24. Because technology does not transform healthcare. People transform healthcare. Technology simply gives people new possibilities. That is why I remain optimistic. Not because these tools are becoming more capable. But because I have met healthcare professionals- many of you, who are prepared to keep learning, prepared to question, prepared to adapt, and prepared to lead. Technology may change the work we do. But it is people who determine the future of healthcare.
Empowering patients and caregivers
25. But there is one more group of people we need to talk about: and that is our patients. Because healthcare has never been something professionals do alone. The best healthcare happens when patients understand their conditions, when caregivers feel confident, when families know where to turn, and when people are equipped to play a more active role in their own health. Technology should help us build that future too.
26. Today, many Singaporeans still navigate different healthcare applications, different logins, and different ways of accessing care. We can do better. That is why we are bringing together HealthHub and our cluster applications into a single digital front door, which we are on track to launch by November this year. At one level, this is about making digital services simpler. But I believe it is about something much more important. It is about making healthcare easier to understand, easier to navigate, and easier to participate in. Because when people understand their own health, they make better decisions. When caregivers have better information, they become stronger partners in care. When patients are more confident, healthcare becomes something we build together — not something that is simply delivered to them. Technology should not only strengthen our healthcare professionals. It should strengthen every Singaporean's ability to care for themselves and the people they love. That is how healthier societies are built.
Closing
27. Let me finish where I began. Over the past year, I have met many healthcare professionals. How doctors go the extra mile to explain complex diagnosis to patients. Nurses going beyond their duty to comfort anxious families long after their shifts should have ended, watching therapists celebrate the smallest milestones with their patients, watching social workers work tirelessly to bring together organisations that rarely sit around the table so they can provide better care for their clients. And I have watched colleagues quietly look after one another. None of these moments will ever appear in a report. But together, they define our healthcare system. They remind us that healthcare has never simply been about treating illness. It has always been about caring for people.
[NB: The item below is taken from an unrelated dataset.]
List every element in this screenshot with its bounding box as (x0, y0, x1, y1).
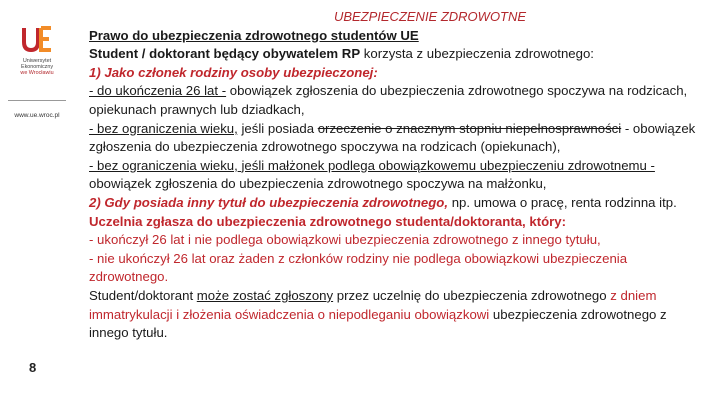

28. Sometimes we describe healthcare professionals as heroes. And all of you are. But I hope we never build a healthcare system that depends on heroics. Heroics are acts of individual courage. Healthcare must be built on systems that help ordinary people do extraordinary things together.
29. That, to me, is the promise of this moment. Not that technology replaces people. But that it allows people to spend more of themselves on the things that only humans can do.
30. Technology may become more capable. Our responsibility is to ensure that people become even more capable alongside it.
31. And that is the future that I hope we will build together. A future where healthcare professionals spend less time on paperwork and more time with patients. Where learning continues throughout an entire career. Where technology strengthens judgement rather than replacing it. Where patients become active partners in their own care. Where innovation makes healthcare not only smarter, but kinder. Not only more efficient, but more human.
32. So if we succeed, people will not remember this as the moment AI transformed healthcare. They will remember it as the moment we chose to use technology to strengthen what has always mattered most. People caring for people.
33. And I thank CHI for being an important partner in the ecosystem, and wish you all the very best in the coming years. I look forward to see what will happen, the achievements you make in 2026. Thank you very much.